Abstract
Introduction: A recently proposed model of ovarian carcinogenesis categorizes ovarian tumors into three types. Type I tumors include low-grade serous and mucinous carcinomas, are slower growing, and are characterized by activating mutations in KRAS or BRAF; Type II tumors are characterized by a hormonally-responsive precursor (e.g., endometriosis) and often have PTEN mutations. Type III tumors include high-grade serous, endometrioid and undifferentiated carcinomas, which present at an advanced stage, and are characterized by P53 mutations. Tumor type is an important factor in determining whether the tumor will ultimately be fatal to the patient, with increasing aggressiveness across the three tumor pathway types. In the Nurses' Health Study (NHS), we used time to death as a surrogate measure of type I/II vs. type III tumors and investigated differences in risk factor associations between the two groups.

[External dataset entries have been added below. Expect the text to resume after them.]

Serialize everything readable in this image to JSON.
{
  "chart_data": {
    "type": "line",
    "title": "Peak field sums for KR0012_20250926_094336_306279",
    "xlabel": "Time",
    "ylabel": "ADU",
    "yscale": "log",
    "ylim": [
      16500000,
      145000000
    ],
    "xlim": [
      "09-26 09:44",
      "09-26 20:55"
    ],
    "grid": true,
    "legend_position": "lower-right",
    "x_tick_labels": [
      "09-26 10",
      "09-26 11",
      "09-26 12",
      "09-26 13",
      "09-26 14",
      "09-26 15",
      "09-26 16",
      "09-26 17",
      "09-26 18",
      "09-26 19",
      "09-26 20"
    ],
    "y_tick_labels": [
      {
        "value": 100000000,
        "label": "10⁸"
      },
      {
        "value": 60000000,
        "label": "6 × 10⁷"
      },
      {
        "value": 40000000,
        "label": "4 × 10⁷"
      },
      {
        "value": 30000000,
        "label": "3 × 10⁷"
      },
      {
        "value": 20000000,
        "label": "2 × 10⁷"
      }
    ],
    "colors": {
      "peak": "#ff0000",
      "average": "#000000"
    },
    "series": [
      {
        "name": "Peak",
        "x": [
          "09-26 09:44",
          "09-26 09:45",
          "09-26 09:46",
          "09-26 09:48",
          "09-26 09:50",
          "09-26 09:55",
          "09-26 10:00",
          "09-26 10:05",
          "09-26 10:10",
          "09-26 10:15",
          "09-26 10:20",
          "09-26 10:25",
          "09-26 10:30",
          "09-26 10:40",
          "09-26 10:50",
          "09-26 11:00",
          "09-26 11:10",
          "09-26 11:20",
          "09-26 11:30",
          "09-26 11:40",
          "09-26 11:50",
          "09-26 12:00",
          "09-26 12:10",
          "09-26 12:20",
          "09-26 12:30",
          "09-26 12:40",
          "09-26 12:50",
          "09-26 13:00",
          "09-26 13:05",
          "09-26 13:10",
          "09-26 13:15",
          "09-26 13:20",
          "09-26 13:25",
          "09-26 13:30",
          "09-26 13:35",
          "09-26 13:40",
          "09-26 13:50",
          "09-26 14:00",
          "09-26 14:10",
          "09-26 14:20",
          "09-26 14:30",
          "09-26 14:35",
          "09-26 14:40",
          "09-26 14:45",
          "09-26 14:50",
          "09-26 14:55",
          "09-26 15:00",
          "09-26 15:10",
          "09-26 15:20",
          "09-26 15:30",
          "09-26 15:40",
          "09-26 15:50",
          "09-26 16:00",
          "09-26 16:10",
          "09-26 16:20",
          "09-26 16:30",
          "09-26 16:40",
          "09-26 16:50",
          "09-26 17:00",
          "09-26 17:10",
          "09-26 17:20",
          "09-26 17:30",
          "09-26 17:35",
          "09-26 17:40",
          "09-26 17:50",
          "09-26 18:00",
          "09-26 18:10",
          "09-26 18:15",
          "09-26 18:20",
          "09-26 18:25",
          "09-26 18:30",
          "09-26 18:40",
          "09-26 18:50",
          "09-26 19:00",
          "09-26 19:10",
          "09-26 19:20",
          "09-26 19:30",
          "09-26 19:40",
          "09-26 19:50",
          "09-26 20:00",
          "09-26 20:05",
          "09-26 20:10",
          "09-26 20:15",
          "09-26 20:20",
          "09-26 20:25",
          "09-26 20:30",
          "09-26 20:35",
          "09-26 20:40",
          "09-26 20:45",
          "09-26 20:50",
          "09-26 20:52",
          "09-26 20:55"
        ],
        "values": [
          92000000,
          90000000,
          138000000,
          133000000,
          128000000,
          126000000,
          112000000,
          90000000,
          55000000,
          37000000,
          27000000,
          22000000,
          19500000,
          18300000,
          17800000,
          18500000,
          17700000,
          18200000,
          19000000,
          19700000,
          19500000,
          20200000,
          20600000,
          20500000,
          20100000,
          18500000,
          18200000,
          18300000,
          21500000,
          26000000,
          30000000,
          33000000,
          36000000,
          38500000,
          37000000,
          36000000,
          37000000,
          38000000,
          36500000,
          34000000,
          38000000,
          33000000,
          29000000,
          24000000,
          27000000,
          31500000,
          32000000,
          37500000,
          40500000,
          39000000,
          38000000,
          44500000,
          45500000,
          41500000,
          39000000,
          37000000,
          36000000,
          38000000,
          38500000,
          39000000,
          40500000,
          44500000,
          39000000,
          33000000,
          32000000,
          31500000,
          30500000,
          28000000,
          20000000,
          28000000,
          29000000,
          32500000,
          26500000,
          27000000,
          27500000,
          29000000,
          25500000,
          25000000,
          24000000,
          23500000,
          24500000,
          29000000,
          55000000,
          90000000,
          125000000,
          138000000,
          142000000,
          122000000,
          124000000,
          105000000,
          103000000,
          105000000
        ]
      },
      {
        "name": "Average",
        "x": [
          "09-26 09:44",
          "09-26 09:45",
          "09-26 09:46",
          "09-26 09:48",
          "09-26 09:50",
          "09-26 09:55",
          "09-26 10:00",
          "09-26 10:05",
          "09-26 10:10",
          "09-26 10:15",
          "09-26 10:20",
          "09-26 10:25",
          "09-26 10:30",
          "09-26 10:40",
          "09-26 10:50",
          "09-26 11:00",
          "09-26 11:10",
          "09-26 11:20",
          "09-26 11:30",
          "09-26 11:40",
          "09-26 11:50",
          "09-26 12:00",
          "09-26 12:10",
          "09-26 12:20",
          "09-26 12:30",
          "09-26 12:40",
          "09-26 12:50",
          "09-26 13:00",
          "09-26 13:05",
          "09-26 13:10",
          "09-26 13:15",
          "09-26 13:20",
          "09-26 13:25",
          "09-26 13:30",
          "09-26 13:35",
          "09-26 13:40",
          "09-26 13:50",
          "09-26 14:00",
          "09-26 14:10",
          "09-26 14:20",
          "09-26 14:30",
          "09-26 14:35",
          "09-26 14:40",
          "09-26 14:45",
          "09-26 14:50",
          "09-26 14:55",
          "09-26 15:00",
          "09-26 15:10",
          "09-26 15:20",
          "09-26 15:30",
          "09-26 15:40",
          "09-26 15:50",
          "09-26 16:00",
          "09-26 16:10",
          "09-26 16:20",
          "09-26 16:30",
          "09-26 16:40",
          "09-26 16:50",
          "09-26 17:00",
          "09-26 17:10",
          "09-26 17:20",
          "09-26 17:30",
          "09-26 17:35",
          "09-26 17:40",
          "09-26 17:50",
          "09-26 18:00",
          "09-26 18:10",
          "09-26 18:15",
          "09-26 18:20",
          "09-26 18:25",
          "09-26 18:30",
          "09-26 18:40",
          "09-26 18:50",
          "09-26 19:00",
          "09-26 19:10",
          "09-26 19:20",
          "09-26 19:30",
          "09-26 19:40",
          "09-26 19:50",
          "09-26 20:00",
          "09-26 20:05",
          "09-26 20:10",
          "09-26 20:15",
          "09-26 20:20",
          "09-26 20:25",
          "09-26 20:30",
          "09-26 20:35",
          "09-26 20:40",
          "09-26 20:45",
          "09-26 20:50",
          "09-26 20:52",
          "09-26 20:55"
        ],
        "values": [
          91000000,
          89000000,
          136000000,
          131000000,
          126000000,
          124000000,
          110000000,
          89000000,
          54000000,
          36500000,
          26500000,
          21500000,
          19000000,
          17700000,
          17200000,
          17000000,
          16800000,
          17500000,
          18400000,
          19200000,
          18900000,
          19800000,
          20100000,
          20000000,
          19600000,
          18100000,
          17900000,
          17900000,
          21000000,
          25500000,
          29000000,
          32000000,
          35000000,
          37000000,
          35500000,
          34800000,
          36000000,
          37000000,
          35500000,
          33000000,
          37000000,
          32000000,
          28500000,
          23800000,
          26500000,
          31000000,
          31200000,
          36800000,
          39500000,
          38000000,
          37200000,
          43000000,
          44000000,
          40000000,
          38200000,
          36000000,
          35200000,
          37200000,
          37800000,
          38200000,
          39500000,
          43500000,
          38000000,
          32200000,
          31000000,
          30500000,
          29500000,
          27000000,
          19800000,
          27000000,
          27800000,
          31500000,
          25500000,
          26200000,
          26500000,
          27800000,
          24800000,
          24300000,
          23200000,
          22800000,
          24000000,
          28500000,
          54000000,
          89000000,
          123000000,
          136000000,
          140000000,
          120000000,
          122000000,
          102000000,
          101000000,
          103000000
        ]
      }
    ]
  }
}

Methods: If a woman died due to ovarian cancer within 3 years of diagnosis, her tumor was considered rapidly fatal. If a woman died due to ovarian cancer more than 3 years post-diagnosis, died due to any other cause, or did not die during follow-up, her tumor was considered less aggressive. We calculated hazards ratios (HR) and 95% confidence intervals (CI) for associations with rapidly fatal and less aggressive tumors using competing risks analysis in Cox proportional hazards models. We considered known or suspected risk factors for ovarian cancer, including age, parity, breastfeeding, oral contraceptive (OC) use, postmenopausal hormone (PMH) use, age at menopause, age at menarche, tubal ligation, height, and body mass index (BMI). All models were adjusted for these factors as well as age at first birth, menopausal status, smoking, and family history of breast and ovarian cancer.
Results: Over 30 years of follow-up, we observed 349 rapidly fatal cases and 404 less aggressive cases. Increased age was associated with greater risk of rapidly fatal cancer compared to less aggressive disease (HR: 1.08; 95% CI: 1.06–1.10 vs. HR: 1.02; 95% CI: 1.01–1.04, respectively; p-heterogeneity<0.001), whereas use of combined estrogen and progestin therapy was associated with increased risk of less aggressive cancers (HR: 0.91; 95% CI: 0.66–1.26), but not rapidly fatal disease (HR: 1.52; 95% CI:1.15–2.02; p-heterogeneity=0.02). OC use was associated with decreased risk of rapidly fatal cancers (HR for 1 year increase in OC use: 0.92; 95% CI: 0.88–0.96), but not less aggressive cancers (HR: 1.00; 95% CI: 0.97–1.03; p-heterogeneity=0.003). Ever having been parous was associated with decreased risk of rapidly fatal cancers (HR: 0.58; 95% CI: 0.39–0.88), but there was no increased protection for additional children among parous women (HR: 1.01; 95% CI: 0.94–1.09). Conversely, ever having children was not associated with risk of less aggressive tumors (HR: 0.92; 95% CI: 0.62–1.36), but there was decreased risk with each additional child among parous women (HR: 0.90; 95% CI: 0.83–0.97; p-heterogeneity=0.02). Furthermore, duration of breastfeeding was only associated with decreased risk of rapidly fatal disease (p-heterogeneity=0.03). There were no differences in association for height, tubal ligation, age at menarche, age at menopause, or BMI.
Conclusion: In the NHS, there are clear differences in risk factors for rapidly fatal vs. less aggressive ovarian tumors, surrogates for type I/II vs. type III tumors. This has important implications for targeting preventive measures. Validation of the observed associations is underway in two case-control studies.
Citation Information: Cancer Prev Res 2011;4(10 Suppl):A92.